Глеб вспомнил этот разговор теперь, стоя на своем НП.
Отсюда, с наблюдательного пункта, Глебу Макарову был виден
весь сектор обороны полка, за исключением тех немногих
участков, которые прикрывались кустарником и леском на
левом фланге у железной дороги, где стояла батарея Думчева.
Глеб знал, что весь полк, все его подчиненные – от командира
дивизиона до подносчика патронов – внимательно наблюдают
сейчас за приближением вражеских танков и, затаясь, как
охотники в засаде, ждут момента, чтобы ударить неожиданно
метким прицельным снарядом. Глеба беспокоили не столько
эти танки, сколько идущие вслед за ними бронетранспортеры с
мотопехотой. Полк не имел стрелкового прикрытия и, как еще
раз подтвердил Полосухин, должен был надеяться только на
собственные силы. Левый фланг, особенно этот лес у
железной дороги, вызывал особую тревогу командира полка,
он даже хотел перебросить к Думчеву со стороны
Семеновского один огневой взвод, но после того, как комдив
сообщил, что на правом фланге дела пошатнулись и немецкие
танки заняли деревню Бородино, а оттуда могли повернуть на
Семеновское, выйти во фланг и в тыл артиллерийским
позициям Макарова, Глеб решил, что никого не надо никуда
передвигать, просто надо драться хладнокровно, так, чтобы
каждый снаряд попадал в цель.
Он знал, что теперь исход боя с прорвавшимися у
Шевардино и устремившимися к Багратионовым флешам и
Семеновскому фашистами будет зависеть не от командарма и
комдива, у которых нет резервов, и даже не от него самого -
командира полка, а от тех, кто непосредственно стоит у
орудий. Со своей стороны он как будто все предусмотрел, все
сделал. Он вспомнил те свои слова, которые говорил сегодня
бойцам и командирам, и подумал с досадой, что чего-то
недосказал, не сумел так, как бы это смог покойный Гоголев. У
комиссара получалось все как-то проникновенней, горячей. Тот
знал силу слова, берущего за душу. И слова свои подтвердил
личным примером. У Гоголева слова не расходились с делом.
И вдруг, сам не зная почему, все так же глядя вперед, спросил:
– А скажи, Кузьма, что самое ценное в человеке?

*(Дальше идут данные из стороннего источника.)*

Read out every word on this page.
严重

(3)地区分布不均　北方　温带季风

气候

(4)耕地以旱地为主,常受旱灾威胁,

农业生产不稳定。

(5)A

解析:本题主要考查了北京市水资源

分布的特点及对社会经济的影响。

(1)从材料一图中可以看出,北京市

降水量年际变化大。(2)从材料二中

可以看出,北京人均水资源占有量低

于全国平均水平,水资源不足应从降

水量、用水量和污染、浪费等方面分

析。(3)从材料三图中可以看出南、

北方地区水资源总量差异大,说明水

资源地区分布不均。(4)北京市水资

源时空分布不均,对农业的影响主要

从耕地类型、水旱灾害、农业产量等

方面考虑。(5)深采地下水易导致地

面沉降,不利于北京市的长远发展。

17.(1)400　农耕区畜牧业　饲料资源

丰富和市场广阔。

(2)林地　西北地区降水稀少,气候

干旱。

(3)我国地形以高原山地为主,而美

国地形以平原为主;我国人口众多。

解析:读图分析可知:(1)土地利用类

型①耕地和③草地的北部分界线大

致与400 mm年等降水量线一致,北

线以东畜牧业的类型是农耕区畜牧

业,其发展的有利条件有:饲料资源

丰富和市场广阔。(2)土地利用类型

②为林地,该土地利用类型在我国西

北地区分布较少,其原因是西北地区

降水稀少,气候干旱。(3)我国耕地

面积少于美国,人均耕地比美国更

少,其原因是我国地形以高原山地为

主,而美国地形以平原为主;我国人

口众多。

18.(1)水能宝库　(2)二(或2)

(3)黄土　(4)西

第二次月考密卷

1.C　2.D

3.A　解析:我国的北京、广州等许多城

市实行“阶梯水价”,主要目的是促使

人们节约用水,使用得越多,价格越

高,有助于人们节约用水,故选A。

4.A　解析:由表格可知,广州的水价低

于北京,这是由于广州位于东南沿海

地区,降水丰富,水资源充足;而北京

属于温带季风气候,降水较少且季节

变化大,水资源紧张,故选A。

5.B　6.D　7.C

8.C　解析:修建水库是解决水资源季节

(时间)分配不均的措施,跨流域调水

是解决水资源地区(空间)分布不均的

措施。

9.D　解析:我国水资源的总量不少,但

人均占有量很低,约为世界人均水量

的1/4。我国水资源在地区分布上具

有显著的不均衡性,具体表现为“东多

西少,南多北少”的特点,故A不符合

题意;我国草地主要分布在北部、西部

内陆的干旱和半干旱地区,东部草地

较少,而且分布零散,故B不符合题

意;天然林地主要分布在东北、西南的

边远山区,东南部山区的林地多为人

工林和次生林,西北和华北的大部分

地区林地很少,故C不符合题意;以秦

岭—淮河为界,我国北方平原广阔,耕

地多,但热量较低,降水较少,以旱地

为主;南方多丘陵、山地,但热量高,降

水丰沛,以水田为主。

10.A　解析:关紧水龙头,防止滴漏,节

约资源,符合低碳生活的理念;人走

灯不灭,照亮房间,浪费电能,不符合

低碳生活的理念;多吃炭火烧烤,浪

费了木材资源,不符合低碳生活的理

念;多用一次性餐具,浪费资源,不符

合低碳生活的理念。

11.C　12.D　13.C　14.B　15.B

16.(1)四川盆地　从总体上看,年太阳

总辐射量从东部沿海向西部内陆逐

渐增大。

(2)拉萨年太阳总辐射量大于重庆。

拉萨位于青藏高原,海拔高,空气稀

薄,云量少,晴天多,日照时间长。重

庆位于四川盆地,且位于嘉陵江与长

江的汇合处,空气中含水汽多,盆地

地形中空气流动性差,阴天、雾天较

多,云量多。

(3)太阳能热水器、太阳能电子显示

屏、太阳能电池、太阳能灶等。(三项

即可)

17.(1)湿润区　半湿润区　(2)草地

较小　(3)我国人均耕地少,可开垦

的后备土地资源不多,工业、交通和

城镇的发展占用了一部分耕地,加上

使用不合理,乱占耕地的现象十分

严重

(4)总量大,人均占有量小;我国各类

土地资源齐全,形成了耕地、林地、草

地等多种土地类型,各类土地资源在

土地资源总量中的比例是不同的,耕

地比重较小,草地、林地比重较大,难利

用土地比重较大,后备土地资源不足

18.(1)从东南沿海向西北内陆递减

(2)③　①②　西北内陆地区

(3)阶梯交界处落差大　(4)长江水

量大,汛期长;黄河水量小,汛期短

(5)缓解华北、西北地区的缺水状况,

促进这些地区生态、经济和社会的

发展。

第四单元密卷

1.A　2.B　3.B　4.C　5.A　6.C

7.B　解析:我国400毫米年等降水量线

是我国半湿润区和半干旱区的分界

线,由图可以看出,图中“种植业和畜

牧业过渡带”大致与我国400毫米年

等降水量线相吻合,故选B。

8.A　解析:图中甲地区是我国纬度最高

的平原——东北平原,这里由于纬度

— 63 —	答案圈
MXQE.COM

Этот неожиданный вопрос, заданный в столь сложных
обстоятельствах, показался Акулову странным и не совсем
уместным. Он ответил торопливо, не думая, первое, что
пришло на ум:
– Храбрость и мужество, товарищ подполковник.
– Искренность, Кузьма. Когда у человека слова не
расходятся с делом. А самое подлое в человеке – лицемерие,
демагогия.
Подумал: "Акулов, конечно, тоже прав – сейчас нам
нужны мужество и храбрость. Это солдату. А я имел в виду
вообще человека. Гоголев был цельным, монолитным".
Пояснил вслух:
– Человек, Кузьма, должен быть цельным, не двуликим.
Понимаешь? Чтоб как монолит. Из одного куска.
– Да как не понять, товарищ подполковник. У нас в
деревне был такой: на собраниях бойко говорил за советскую
власть, а после собрания колхозный коровник поджег.
Но Глеб уже не слушал его, вернее, слушал машинально,
а думал совсем о другом. Сейчас начнется ожесточенный бой,
к которому он готовился, о котором думал и которого ждал.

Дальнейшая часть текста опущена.